Démoli en 1841, il aurait pu être réemployé comme école ou mairie d’arrondissement. Le propriétaire spécula pour en tirer le meilleur prix. Les négociations entre le préfet de Paris, la municipalité, le Comité, la Commission et le propriétaire furent un échec. La somme de 700 000 francs était nécessaire pour le racheter auprès du propriétaire et empêcher sa démolition. Le coût trop élevé fut un frein considérable, sans compter les futurs frais d’aménagement. Viollet-le-Duc fut chargé de choisir et d’acquérir au nom de l’Etat des fragments. La Commission appuya en 1842 la proposition de Viollet-le-Duc et de Lassus pour le réemploi des fragments et des façades ornées à travers le projet de reconstruction de l’archevêché de Paris (les 2 projets abandonnés). Les fragments sont exposés aujourd'hui dans la cour de l'école des Beaux-arts. Un élément est au musée national du Moyen Âge. Ce que nous savons aujourd’hui de cet hôtel est essentiellement du à Viollet-le-Duc et à Adolphe Didron, aussi John Nash.

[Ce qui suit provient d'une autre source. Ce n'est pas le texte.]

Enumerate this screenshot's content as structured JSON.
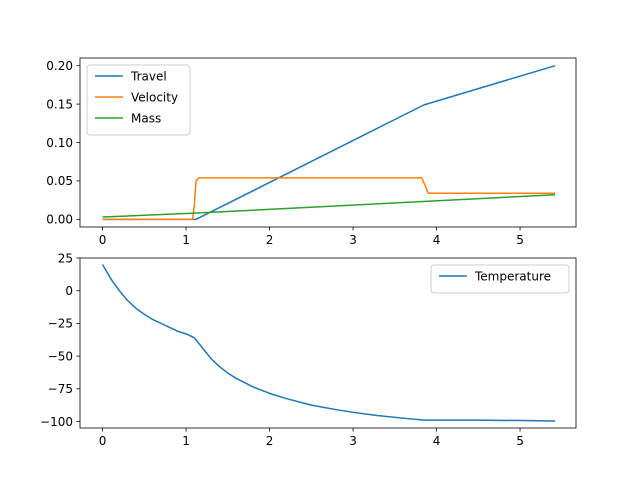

« Les journaux ont jeté l’alarme en apprenant que l’hôtel de la Trémouille, vendu récemment, allait être démoli et rasé […] Les antiquaires n’ont pas été les seuls à s’émouvoir ; car le jour où fut annoncé cet évènement, la cour de l’hôtel se remplit d’hommes de toutes conditions, venant aux nouvelles sur le lieu même du futur désastre. »

A. DIDRON

« un des plus beaux et des plus populaires hôtels de Paris ».

A. DIDRON

« Il est probable qu’au moment où j’écris ces lignes, les démolisseurs sont à l’œuvre dans l’hôtel de La Trémouille. Ainsi, la ville de Paris, qui avait besoin de cet hôtel pour y établir la mairie du 4e arrondissement, qui avait là, et à bon marché, un très beau monument, un monument historique, un immeuble d’une grande valeur, un emplacement au centre du quartier, un bâtiment commode, vaste, où tous les services auraient pu être réunis, la ville de Paris n’en a pas voulu et a préféré la mairie du Chevalier-du-Guet, sale, ignoble, incommode, étroite, insuffisante, à l’extrémité de l’arrondissement, et qui ne peut être que provisoire. Le propriétaire abat son vieil hôtel pour y ouvrir des magasins de toiles. Il est vrai que M le préfet de la Seine avait ordonné à un architecte de dessiner l’hôtel de la Tremouille et de retenir les pierres sculptées qui proviendraient de la démolition ; mais, lorsqu’on a voulu se mettre au travail, l’argent a été refusé pour faire les dessins et acheter les pierres. Un Anglais, nous devrions en rougeur, a dessiné l’ensemble et tous les détails de l’hôtel, et un autre Anglais vient de conclure un marché pour avoir les pierres de la tourelle, de l’escalier, des balustrades et de la grande porte d’entrée. L’hôtel de la Trémouille nous est donc enlevé pour passer chez les Anglais en nature et en dessin. Il était facile dans cette grave circonstance, d’appliquer la loi de l’expropriation forcée pour cause d’intérêt public ; les explications officielles fournies à la chambre des pairs, le 21 mai dernier, en donnaient l’autorisation; on l’avait demandé, et on n’en a rien fait. La commission des monuments historiques ne peut pas, sans agir, sans parler, sans protester, laisser démolir un monument qui n’a pour rivaux et pour contemporains que l’hôtel de Sens et celui de Cluny. »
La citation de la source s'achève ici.